Paul Conroy (Ryan Reynolds) has been kidnapped and buried under the ground in a nondescript coffin. He’s got a cell phone, a lighter, and a pencil with him. Paul is a contractor working in Iraq. He wakes up, trapped in a wooden box. The kidnappers gave him the cell phone so he could record a message, which they are going to send to Paul’s employers hoping to get a sizable ransom for their employee.
Let me be clear, the entire runtime of Buried takes place inside Paul’s makeshift coffin as he desperately tries to escape. Although we hear other voices on the phone as Paul talks to different people, Reynolds is the only actor on screen here. This makes for an interesting dilemma. Can a movie starring one man in a box be, gulp, exciting?
Director Rodrigo Cortés, with the help of writer Chris Sparling, create an inherently creepy and claustrophobic thrill ride that will keep you entranced. It’s hard to believe a movie about a man stuck in a box will be able to hold your attention, but it does. It moves along at a frantic pace, because Paul only has around 90 minutes of oxygen before the rest of the air inside the tiny coffin is not breathable.

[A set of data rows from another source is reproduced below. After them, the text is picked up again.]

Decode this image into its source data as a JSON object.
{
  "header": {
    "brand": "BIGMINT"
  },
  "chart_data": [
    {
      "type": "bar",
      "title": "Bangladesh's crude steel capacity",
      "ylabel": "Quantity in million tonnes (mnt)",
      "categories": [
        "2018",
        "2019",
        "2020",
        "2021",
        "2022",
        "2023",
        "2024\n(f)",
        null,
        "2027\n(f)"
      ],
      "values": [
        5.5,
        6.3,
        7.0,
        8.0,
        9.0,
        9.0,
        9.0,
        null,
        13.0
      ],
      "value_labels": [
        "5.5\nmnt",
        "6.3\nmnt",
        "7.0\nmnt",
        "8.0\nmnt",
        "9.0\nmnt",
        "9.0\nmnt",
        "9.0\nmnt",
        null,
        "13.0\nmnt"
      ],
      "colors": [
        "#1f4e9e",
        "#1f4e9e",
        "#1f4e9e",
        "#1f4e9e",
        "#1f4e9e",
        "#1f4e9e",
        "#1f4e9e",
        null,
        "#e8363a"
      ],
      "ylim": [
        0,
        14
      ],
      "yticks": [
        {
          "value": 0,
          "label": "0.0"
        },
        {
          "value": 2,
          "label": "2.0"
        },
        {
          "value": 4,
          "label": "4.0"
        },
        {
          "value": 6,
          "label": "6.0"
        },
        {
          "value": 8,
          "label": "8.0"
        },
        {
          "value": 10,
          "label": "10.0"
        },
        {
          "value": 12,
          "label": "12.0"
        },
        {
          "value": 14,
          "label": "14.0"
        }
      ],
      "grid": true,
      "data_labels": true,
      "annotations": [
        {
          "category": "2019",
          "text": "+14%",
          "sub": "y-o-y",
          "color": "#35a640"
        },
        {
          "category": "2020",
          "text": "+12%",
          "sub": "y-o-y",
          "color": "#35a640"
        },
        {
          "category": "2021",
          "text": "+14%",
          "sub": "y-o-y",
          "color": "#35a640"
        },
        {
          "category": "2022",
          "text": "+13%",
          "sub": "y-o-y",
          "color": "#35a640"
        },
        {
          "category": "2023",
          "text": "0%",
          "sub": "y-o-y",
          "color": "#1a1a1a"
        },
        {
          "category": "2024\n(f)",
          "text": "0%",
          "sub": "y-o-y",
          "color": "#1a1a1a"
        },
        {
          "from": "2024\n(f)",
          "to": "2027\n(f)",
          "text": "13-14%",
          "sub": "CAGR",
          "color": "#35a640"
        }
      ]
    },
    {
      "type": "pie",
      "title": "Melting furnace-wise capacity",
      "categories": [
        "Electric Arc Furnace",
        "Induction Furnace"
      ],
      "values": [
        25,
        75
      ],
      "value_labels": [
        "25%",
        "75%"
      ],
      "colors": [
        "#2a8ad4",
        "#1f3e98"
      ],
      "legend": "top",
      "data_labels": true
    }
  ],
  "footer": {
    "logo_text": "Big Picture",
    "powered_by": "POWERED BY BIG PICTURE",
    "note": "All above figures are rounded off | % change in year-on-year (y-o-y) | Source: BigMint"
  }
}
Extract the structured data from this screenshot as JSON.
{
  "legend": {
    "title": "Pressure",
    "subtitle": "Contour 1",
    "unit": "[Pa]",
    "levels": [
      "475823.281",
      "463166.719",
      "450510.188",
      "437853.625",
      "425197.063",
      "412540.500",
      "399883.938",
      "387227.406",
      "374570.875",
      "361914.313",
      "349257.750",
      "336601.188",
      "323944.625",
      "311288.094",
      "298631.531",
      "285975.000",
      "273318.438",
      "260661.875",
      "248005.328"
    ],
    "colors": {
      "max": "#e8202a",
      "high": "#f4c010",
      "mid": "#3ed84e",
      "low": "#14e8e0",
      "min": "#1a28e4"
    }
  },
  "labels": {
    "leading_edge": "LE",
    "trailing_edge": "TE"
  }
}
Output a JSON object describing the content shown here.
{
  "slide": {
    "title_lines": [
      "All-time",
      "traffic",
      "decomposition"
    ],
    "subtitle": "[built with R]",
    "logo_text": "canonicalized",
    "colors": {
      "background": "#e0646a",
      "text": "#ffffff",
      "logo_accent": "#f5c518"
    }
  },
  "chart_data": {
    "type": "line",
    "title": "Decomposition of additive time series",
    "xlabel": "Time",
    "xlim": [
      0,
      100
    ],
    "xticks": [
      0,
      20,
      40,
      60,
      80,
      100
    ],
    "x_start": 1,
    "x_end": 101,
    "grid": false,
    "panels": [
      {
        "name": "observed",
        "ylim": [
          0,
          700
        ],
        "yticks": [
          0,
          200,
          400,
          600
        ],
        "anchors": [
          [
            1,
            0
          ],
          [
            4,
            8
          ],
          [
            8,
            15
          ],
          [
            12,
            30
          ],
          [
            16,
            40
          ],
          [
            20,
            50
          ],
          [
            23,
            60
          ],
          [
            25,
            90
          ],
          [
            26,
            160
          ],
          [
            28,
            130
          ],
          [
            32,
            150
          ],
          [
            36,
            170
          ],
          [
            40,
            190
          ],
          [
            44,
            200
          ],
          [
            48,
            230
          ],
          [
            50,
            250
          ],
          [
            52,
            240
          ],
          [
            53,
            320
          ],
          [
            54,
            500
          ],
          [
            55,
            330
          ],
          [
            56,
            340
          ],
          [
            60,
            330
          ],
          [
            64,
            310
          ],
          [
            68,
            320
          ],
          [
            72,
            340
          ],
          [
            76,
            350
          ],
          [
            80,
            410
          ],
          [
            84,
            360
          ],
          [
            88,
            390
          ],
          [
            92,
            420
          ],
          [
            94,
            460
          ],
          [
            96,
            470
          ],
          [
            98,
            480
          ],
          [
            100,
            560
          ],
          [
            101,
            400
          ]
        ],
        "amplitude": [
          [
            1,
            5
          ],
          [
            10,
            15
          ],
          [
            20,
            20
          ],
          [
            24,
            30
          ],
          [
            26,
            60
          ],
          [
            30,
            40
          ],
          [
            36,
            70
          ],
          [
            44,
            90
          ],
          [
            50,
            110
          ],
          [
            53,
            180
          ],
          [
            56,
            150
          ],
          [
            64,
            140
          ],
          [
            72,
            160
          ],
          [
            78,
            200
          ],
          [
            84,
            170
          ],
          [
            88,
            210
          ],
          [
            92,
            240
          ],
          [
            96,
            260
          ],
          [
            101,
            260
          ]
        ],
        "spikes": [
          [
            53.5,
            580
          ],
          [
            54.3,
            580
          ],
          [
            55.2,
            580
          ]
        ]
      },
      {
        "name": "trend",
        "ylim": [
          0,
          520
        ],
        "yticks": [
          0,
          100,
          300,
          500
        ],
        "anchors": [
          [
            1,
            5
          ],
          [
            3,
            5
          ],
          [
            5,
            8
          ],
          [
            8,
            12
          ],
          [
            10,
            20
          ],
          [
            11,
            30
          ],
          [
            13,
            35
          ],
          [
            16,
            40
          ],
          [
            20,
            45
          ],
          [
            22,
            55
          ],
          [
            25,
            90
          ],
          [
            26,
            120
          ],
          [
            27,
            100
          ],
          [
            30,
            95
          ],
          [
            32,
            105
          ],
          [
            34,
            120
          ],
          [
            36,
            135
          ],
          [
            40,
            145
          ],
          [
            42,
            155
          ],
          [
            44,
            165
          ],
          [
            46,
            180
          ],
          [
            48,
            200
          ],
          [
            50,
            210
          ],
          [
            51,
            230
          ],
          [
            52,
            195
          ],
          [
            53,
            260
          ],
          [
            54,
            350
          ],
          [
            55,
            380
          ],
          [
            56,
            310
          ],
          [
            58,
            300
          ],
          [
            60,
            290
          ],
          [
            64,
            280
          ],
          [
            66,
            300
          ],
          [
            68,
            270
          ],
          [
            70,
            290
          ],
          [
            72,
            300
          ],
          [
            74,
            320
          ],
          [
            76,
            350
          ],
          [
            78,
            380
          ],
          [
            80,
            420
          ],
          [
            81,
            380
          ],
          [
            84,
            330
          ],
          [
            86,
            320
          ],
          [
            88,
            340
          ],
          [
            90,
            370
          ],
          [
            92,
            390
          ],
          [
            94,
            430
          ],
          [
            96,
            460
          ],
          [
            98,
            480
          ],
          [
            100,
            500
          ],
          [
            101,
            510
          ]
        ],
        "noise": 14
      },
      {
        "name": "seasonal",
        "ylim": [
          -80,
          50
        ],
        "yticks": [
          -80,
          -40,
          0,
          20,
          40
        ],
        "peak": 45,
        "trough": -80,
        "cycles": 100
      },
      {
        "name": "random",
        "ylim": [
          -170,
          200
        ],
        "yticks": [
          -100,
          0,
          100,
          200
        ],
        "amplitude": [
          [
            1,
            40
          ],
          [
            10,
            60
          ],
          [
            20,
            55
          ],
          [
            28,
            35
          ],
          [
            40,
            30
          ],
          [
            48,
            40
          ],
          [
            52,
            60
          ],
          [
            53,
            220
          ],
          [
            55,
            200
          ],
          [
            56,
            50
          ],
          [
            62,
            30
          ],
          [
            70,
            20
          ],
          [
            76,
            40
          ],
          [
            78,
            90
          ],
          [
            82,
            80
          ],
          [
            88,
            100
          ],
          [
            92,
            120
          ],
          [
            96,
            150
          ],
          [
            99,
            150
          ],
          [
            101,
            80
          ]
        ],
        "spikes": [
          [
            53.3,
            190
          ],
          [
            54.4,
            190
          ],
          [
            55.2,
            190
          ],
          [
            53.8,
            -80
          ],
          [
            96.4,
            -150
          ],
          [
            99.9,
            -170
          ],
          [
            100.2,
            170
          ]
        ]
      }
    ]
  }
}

The reason Buried works is two-fold. First, Cortés’ direction is brilliant. He’s able to get some unbelievable shots during Paul’s entrapment. You wouldn’t think that a human-sized box would hold many angles to film, but it does and Cortés uses them all.
The second reason why the movie succeeds is Reynolds giving what amounts to his best performance in his career. This is not a performance that any actor would take lightly, but it’s also a performance that I don’t see many actors jumping at the chance to do. Reynolds spends the entire time in a box where he can barely lift his head up, or turn over. At times during the film you actually feel like Reynolds is trapped and has no way out, even though with movie magic we always know that at least one side of that coffin isn’t attached in order to let the camera film. Reynolds breaths heavily, swears, and freaks out. Pretty much exactly what all of us would do if we found ourselves in that situation.
Buried is a movie that must be seen in a large, dark theater to experience the full effect. I can’t see its home video presentation harboring the same claustrophobic feeling that you get sitting in a dark theater watching a man struggle by way of fire light and cell phone glow to get out of a tiny box buried in the earth. It’s truly an exhausting movie as an audience member. You feel like you’re right there with Paul, experiencing his hopelessness and frenzy.